Reusable respirators may last longer, but they require daily cleaning and maintenance — an added labor cost that often is overlooked. Depending on the type of unit, maintenance may include washing, filter changing, battery charging, inspection and component replacement.
Depending on job conditions, disposable filtering facepiece respirators quickly can become clogged or damaged, making the long-term cost of replacement offset the lower cost.
Training requirements and respirator maintenance costs vary. For example, consider if users will be trained to maintain their personal units or if designated maintenance personnel will be responsible for these tasks.
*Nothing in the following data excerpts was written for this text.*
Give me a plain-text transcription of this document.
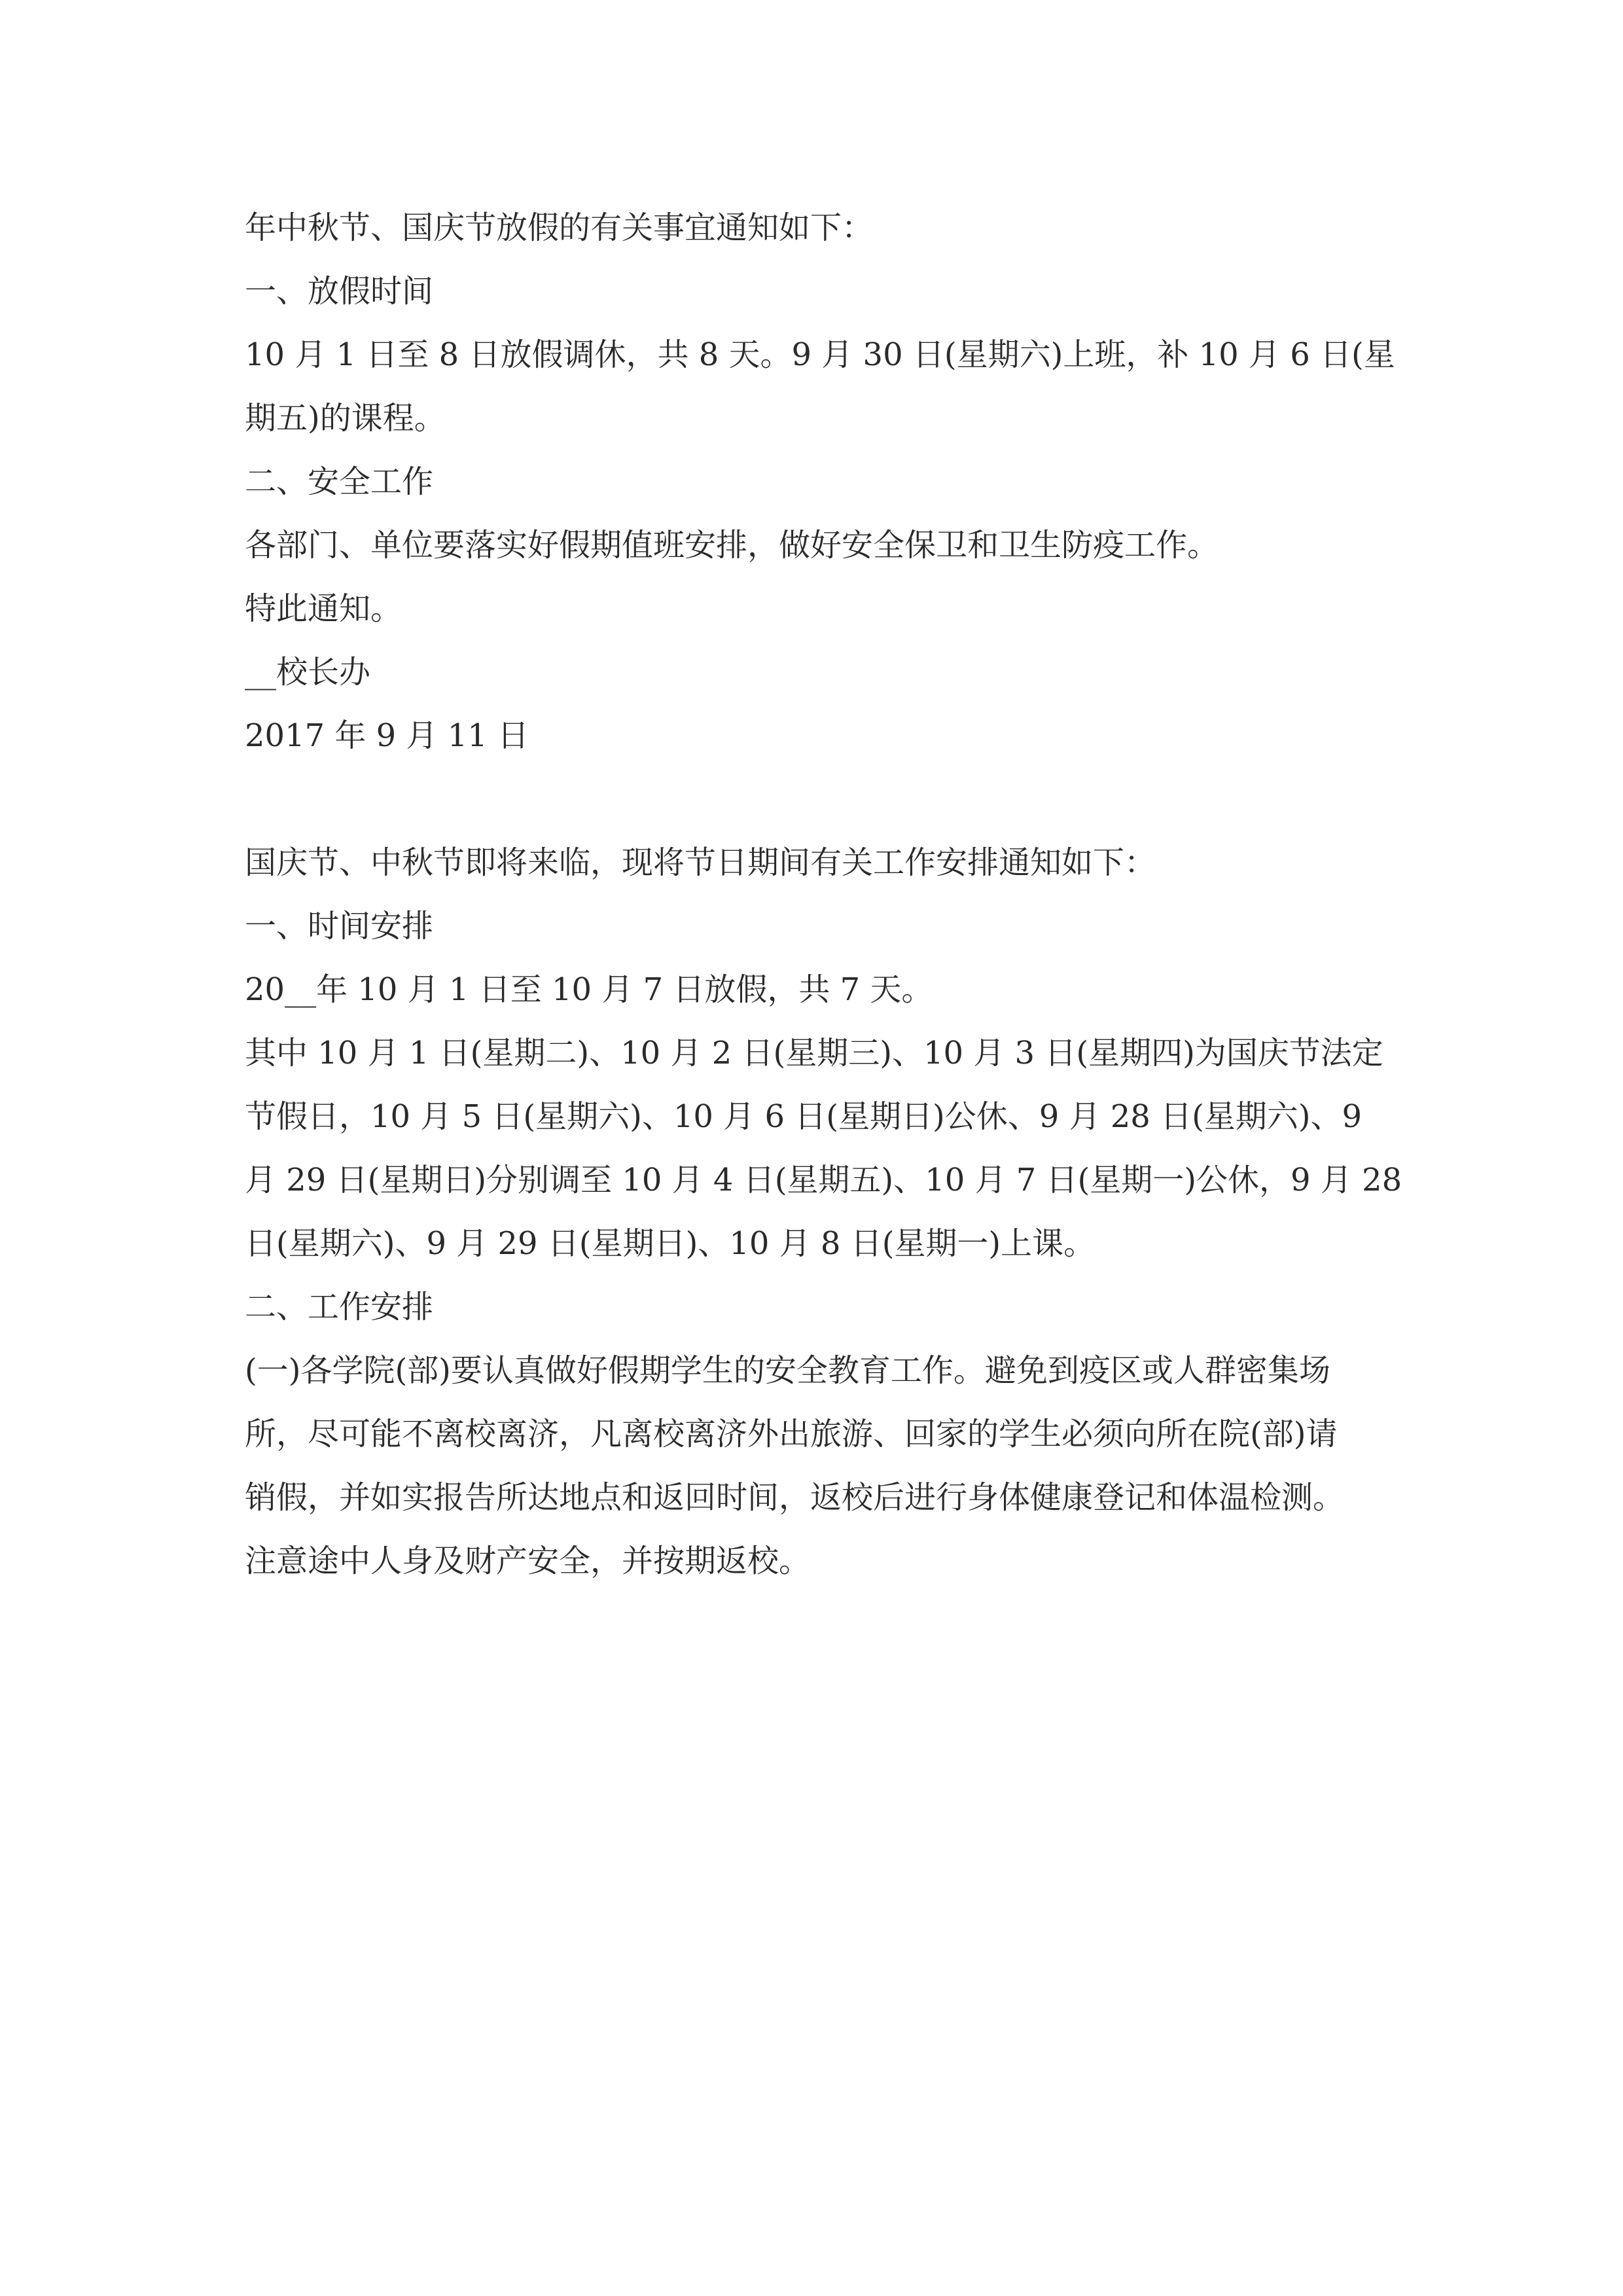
年中秋节、国庆节放假的有关事宜通知如下：
一、放假时间
10 月 1 日至 8 日放假调休，共 8 天。9 月 30 日(星期六)上班，补 10 月 6 日(星
期五)的课程。
二、安全工作
各部门、单位要落实好假期值班安排，做好安全保卫和卫生防疫工作。
特此通知。
__校长办
2017 年 9 月 11 日
国庆节、中秋节即将来临，现将节日期间有关工作安排通知如下：
一、时间安排
20__年 10 月 1 日至 10 月 7 日放假，共 7 天。
其中 10 月 1 日(星期二)、10 月 2 日(星期三)、10 月 3 日(星期四)为国庆节法定
节假日，10 月 5 日(星期六)、10 月 6 日(星期日)公休、9 月 28 日(星期六)、9
月 29 日(星期日)分别调至 10 月 4 日(星期五)、10 月 7 日(星期一)公休，9 月 28
日(星期六)、9 月 29 日(星期日)、10 月 8 日(星期一)上课。
二、工作安排
(一)各学院(部)要认真做好假期学生的安全教育工作。避免到疫区或人群密集场
所，尽可能不离校离济，凡离校离济外出旅游、回家的学生必须向所在院(部)请
销假，并如实报告所达地点和返回时间，返校后进行身体健康登记和体温检测。
注意途中人身及财产安全，并按期返校。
Comfort is even more important than cost. Respirators must be worn the entire time the worker is exposed to hazardous contaminants, so consider the comfort and fit of the respirator and the tasks the worker is performing. Additionally, required use of respirators with tight-fitting facepieces requires fit testing prior to use.
Another safety consideration is heat stress, which may result in reduced productivity, reduced quality, increased risk of accidents and higher turnover. Supplied air respirator systems employing vortex cooling technology may counter heat stress. These lightweight, belt-mounted devices require that breathing-quality air be supplied from a remote compressor through an air hose. Air entering the headpiece can be lowered by up to 50 degrees F. Some systems provide warmed air when cold stress is an issue.